Charming volunteers with floppy ears and a fluffy tail
Then it happened. Matt and Paula came to volunteer at the Sanctuary, something they had wanted to do for a long time. But as Matt explains, “It was not a trip we were making to adopt a dog.”
It had been a year and a half since they had lost their beloved Noelle, a 15-year-old chow and shepherd mix. Still deeply affected by their loss, they didn’t know if they were quite yet ready to open their hearts and home to another dog.

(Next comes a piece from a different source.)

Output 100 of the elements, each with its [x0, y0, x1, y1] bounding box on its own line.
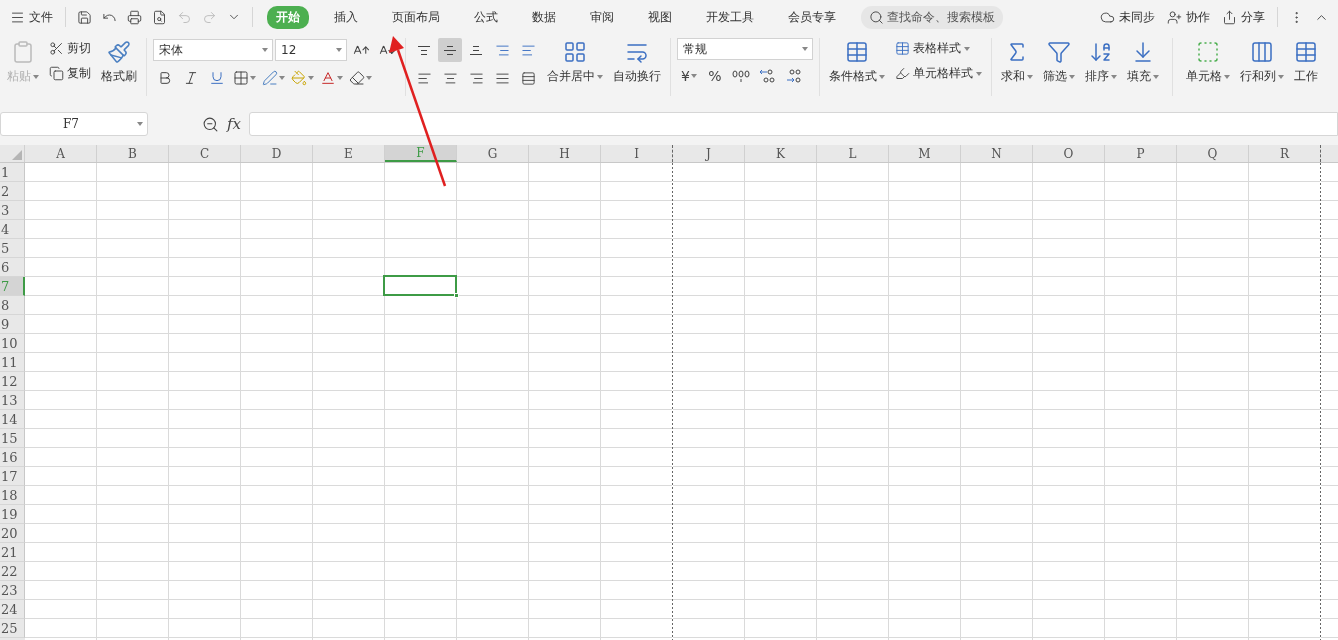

But Lego caught Paula’s eye when he tossed a ball from his mouth into the air and then chased it and pounced on it.
Seeing through a dog’s anxiety and reactivity
The couple was charmed by his playfulness and by his unusually long, fluffy tail and floppy, furry ears that flew around when he bounded about his yard. At the end of their volunteer shift, Matt and Paula took a brief walk with Lego and Steven around Dogtown and witnessed his leash reactivity, such as lunging at cars and golf carts. “But we also saw the extremely perceptive, intelligent side of him, and we noticed how impressively he was responding to his training,” Matt says. “We caught glimpses of a loving, trusting personality beneath his fear and reactivity.”
Matt and Paula asked a lot of questions that afternoon and learned as much as they possibly could about Lego. That night, they filled out an adoption application (just in case), and the next day they took Lego on a hike at Zion National Park’s one dog-friendly trail.
Lego was anxious during the ride to Zion, but he settled right down when Paula crawled onto the back seat with him. At Zion, the three had a wonderful day of hiking, enjoying the water’s edge and stopping on the banks for lunch. “We could see he was extraordinarily intelligent, observant and expressive,” Matt says. “Interestingly, he seemed trusting of us even though we were only a little bit more than complete strangers at that point.”
A heartfelt change of plans
After the outing, Matt and Paula took Lego back to Dogtown and continued with their vacation plans. They were planning to spend a few days in Sedona, Arizona, then head to Phoenix for their flight back to Maryland. But it didn’t quite work out that way, because they couldn’t stop thinking or talking about Lego.
On the morning of their flight, instead of heading south to the airport, they traveled north, back to Best Friends. “Sometimes it’s not until you make a firm decision that you realize the opposite choice was what you really wanted,” Matt says. “We saw a great dog in Lego and no issues that we felt were insurmountable for us.”
Back at Dogtown, Paula and Matt were welcomed by caregivers who helped prepare them and Lego for the cross-country drive to Maryland. The trip went amazingly well, and Lego has been in his new home for three months. Best of all, he’s surprised everyone with his capacity to adjust to his new family and to trust.
A dog’s successful second chance
Wanting to do right by Lego and help him succeed, Matt and Paula have continued working with Lego on his fear and reactivity challenges with help from the University of Pennsylvania Veterinary Behavior Clinic.
“We see that Lego wants to succeed with his humans, but he needs not only our love and protection, but also our understanding and commitment to help him flourish,” Matt said. “Overall, he has surprised us in every way and exceeded our wildest expectations with his good-natured, ultraloving character.”
Matt and Paula have given Lego the home he always deserved. In return, he’s shown them that they had room in their hearts to give another pet his second chance. “As we were just sitting by the fire, he threw a bone into the air then pounced it, exactly as he did with his ball when we first spotted him at Dogtown. We were caught off guard by how overwhelmed we are by our love for him,” Paula said.